Chinese open-source lab OpenBMB shipped MiniCPM-V 4.6 on May 11, a 1.3B-parameter vision-language model that runs natively on iPhone, Android, and HarmonyOS phones under Apache 2.0. The model accepts text, image, and video inputs and now leads the Artificial Analysis Intelligence Index for any open-weight model under 2B parameters, scoring 13 against Qwen3.5-0.8B at 10 while using 19x fewer output tokens.

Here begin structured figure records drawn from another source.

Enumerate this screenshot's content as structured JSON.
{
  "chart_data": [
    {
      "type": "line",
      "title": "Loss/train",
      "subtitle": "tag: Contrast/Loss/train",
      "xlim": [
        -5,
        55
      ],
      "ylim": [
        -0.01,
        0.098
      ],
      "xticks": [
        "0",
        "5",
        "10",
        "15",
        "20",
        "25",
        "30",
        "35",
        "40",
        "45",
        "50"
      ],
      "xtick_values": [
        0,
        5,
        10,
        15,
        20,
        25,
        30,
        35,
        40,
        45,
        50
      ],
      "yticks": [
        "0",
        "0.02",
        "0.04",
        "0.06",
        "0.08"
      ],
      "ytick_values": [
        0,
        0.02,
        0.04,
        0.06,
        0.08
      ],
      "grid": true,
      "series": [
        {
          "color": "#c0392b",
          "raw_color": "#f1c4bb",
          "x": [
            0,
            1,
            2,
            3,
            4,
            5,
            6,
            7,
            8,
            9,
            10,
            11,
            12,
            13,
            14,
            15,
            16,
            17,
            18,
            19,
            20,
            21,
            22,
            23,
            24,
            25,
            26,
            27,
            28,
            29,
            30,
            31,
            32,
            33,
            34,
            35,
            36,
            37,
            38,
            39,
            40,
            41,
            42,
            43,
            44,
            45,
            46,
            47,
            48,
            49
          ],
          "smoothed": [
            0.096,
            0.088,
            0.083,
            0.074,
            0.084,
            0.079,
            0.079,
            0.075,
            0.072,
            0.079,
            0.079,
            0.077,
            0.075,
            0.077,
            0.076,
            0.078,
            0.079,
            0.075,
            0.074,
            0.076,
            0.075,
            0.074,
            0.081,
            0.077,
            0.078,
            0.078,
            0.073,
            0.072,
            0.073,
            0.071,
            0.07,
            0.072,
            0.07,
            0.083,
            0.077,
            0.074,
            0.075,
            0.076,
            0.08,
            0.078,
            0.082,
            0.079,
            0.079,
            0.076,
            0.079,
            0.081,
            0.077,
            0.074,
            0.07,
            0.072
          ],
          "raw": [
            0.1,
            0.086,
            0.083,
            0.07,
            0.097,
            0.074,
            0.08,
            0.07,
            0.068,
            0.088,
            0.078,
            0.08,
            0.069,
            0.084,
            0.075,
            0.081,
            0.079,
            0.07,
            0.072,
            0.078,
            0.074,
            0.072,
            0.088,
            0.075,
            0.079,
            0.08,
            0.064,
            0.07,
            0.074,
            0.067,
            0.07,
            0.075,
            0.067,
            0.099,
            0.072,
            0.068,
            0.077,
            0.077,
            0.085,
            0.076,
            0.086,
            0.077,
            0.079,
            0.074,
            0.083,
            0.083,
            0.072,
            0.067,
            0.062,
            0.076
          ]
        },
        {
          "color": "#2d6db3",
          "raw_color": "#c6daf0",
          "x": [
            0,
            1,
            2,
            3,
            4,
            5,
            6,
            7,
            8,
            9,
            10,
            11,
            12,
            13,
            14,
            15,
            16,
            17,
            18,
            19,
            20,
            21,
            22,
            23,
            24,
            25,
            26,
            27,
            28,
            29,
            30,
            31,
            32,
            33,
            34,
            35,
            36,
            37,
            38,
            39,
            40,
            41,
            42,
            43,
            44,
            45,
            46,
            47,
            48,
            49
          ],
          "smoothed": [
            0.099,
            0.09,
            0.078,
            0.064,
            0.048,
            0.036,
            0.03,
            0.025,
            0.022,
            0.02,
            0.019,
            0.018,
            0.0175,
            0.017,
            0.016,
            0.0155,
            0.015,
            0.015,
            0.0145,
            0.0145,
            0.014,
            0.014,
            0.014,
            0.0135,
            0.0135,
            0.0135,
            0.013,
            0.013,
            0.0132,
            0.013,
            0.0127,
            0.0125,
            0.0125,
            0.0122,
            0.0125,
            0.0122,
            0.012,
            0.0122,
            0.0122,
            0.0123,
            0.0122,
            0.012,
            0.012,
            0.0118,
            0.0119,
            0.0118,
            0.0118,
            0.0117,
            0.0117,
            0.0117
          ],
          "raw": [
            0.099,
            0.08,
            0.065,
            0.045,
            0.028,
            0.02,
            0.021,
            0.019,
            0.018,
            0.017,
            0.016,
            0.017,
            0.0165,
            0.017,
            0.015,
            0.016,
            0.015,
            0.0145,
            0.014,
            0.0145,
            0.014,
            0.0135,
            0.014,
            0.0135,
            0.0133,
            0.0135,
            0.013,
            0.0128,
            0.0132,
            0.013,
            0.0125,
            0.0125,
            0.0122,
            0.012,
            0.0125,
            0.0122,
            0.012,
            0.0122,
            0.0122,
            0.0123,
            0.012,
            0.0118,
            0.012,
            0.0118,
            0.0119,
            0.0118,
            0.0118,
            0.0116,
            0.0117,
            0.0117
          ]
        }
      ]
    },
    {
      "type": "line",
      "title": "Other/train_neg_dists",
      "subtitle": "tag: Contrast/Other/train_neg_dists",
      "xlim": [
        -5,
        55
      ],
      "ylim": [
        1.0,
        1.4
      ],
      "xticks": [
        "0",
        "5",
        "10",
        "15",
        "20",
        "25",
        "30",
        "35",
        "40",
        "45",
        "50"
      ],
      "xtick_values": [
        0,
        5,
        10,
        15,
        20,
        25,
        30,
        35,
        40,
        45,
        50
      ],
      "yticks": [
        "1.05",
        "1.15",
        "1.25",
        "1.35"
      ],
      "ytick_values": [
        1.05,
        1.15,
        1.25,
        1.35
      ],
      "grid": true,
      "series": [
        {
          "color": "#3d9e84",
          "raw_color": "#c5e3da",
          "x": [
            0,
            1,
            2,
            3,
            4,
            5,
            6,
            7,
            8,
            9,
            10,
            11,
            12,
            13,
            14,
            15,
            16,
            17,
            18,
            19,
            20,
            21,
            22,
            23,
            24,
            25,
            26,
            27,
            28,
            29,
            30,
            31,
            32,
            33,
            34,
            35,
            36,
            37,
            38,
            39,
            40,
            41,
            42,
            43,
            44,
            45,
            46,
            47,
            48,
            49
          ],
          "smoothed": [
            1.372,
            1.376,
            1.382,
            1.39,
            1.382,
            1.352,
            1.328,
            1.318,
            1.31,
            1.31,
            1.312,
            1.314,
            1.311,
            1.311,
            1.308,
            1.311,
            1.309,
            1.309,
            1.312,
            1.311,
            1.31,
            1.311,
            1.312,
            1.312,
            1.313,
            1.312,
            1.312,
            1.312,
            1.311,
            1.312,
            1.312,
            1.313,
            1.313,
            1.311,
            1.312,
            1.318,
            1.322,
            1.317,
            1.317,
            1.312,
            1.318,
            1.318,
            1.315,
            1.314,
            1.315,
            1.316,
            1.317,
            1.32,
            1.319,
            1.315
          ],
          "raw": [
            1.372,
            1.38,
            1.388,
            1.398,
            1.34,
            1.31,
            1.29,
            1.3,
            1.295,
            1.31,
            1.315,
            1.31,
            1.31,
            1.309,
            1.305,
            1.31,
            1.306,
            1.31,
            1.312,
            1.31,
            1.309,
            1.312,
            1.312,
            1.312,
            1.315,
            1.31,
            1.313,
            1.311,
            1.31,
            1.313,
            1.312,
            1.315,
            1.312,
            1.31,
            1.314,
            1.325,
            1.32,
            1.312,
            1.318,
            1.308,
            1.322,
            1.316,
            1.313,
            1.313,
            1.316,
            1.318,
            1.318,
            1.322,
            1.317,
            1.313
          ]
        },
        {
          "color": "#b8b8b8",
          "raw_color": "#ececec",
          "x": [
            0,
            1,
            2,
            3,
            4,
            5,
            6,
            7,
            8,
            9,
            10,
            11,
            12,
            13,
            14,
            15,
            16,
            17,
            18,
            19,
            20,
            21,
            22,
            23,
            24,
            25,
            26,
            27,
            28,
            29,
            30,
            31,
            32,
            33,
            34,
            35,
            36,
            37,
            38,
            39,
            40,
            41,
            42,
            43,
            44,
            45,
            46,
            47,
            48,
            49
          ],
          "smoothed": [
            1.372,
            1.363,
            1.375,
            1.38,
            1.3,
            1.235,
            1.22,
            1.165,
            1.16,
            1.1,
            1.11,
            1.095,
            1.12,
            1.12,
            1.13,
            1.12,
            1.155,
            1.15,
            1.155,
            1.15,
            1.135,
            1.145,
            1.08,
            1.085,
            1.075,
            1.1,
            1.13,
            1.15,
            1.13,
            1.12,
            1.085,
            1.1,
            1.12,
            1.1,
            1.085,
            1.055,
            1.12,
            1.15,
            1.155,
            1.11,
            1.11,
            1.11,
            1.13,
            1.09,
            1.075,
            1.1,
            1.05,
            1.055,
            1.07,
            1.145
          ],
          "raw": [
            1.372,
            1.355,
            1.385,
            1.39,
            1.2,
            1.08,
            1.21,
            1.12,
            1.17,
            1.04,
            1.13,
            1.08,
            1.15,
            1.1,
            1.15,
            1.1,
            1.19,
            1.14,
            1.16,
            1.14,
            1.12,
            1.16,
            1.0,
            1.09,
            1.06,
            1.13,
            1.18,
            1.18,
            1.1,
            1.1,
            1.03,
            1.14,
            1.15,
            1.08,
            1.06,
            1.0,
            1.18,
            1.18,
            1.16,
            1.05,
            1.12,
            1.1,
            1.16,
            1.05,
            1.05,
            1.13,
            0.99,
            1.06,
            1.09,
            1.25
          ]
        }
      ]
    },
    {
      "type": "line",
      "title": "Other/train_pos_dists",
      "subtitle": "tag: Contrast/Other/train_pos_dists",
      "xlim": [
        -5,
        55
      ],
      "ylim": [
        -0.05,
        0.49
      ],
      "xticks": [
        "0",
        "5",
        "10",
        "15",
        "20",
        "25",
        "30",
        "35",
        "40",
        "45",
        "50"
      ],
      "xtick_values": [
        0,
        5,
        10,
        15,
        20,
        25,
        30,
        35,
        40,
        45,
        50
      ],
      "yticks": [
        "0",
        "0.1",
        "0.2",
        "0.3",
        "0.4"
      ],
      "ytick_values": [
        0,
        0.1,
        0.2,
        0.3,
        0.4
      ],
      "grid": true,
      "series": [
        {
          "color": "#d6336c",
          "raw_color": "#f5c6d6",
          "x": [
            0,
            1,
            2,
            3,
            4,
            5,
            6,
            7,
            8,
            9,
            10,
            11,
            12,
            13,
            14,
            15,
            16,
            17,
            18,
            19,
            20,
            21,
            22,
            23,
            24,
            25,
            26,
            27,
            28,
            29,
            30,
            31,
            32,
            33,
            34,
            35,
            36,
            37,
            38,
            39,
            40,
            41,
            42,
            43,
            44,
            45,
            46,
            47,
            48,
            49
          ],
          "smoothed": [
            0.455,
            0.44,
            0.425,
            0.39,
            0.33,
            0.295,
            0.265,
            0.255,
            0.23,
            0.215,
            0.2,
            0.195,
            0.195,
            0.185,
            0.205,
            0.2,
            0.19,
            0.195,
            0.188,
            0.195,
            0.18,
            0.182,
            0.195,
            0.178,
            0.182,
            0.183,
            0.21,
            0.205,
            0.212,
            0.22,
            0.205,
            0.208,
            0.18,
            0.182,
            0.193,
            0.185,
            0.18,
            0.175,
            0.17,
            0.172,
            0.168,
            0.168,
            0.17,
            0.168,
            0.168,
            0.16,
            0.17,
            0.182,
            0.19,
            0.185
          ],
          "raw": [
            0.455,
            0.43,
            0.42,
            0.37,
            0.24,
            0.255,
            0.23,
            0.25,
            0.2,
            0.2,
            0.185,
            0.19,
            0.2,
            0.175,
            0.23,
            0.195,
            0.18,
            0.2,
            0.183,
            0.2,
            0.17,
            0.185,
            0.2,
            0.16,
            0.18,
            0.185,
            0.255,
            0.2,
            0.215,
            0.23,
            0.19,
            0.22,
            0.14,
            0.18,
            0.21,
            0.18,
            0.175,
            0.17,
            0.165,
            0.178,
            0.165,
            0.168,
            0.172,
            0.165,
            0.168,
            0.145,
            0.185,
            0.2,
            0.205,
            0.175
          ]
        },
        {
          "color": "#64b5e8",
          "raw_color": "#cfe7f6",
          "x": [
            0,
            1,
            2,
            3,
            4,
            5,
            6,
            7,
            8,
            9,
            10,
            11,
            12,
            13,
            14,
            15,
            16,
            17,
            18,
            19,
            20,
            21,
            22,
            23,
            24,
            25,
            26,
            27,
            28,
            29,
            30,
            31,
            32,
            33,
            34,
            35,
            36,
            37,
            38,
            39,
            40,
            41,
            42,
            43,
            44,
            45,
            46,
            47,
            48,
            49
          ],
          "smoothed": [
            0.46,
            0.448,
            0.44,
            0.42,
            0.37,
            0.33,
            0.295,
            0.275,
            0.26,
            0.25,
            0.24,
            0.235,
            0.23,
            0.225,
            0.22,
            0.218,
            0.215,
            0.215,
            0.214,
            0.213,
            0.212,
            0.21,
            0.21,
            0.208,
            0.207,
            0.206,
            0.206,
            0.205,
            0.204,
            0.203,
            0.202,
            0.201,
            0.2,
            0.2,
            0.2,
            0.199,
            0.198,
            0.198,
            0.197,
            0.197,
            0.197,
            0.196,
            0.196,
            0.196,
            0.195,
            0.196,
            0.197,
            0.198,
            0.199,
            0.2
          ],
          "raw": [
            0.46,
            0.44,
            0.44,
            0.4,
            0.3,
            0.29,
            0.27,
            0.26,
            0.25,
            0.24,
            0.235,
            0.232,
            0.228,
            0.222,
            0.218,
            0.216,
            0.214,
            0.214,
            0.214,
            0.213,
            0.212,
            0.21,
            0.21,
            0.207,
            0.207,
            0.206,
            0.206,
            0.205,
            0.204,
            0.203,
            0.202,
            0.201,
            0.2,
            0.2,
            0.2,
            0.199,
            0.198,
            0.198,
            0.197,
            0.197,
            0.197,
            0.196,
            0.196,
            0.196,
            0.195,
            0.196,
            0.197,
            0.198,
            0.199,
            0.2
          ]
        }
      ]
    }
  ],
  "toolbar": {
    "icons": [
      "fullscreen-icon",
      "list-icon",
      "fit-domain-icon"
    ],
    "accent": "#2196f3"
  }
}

What this enables for creators
Small VLMs that run offline on a phone unlock workflows that previously required a cloud API call per asset. With MiniCPM-V 4.6 loaded via Ollama or llama.cpp on a recent iPhone or Android device, a creator can batch-caption a folder of screenshots, transcribe text from frames of a long video, generate alt-text for an entire portfolio without uploading anything, or build a private asset-tagging app that processes footage on-device. The model handles up to 128 video frames per inference, which covers most short-form clips for description and OCR passes.
Why it matters
Sub-2B multimodal models that match 2B-class accuracy and run on phones change the cost economics of creator tooling. A creator who tags 10,000 thumbnails through a cloud VLM pays per image and ships the data offsite; the same job on MiniCPM-V 4.6 runs locally for free with no upload. The result is a viable open alternative to closed mobile VLMs from Google and Apple for image-understanding work that does not need a frontier reasoning model.
Key details
MiniCPM-V 4.6 is built on the SigLIP2-400M vision encoder and the Qwen3.5-0.8B language backbone. The architecture introduces a mixed 4x/16x visual token compression scheme that cuts visual encoding FLOPs by more than 50 percent and improves token throughput by roughly 1.5x compared to Qwen3.5-0.8B. The model reaches Qwen3.5-2B level scores on OpenCompass, RefCOCO, HallusionBench, MUIRBench, and OCRBench, and leads sub-2B models on MMMU-Pro at 38 percent. Deployment surfaces include vLLM, SGLang, llama.cpp (GGUF), Transformers, and native iOS, Android, and HarmonyOS apps from the OpenBMB apps repo. Fine-tuning is supported through LLaMA-Factory and ms-swift, and the full release sits on Artificial Analysis for verified benchmarking.
What to do next
If you build creator tools, pull the GGUF weights from Hugging Face and benchmark MiniCPM-V 4.6 against whatever cloud VLM you currently call for captioning, OCR, or moderation. If you publish on mobile, test the iOS or Android demo app on a recent device and decide whether your captioning or accessibility features can move on-device. Creators who already run Liquid AI LFM2.5 or other edge models on their phones can add MiniCPM-V 4.6 as the multimodal layer of the same local stack.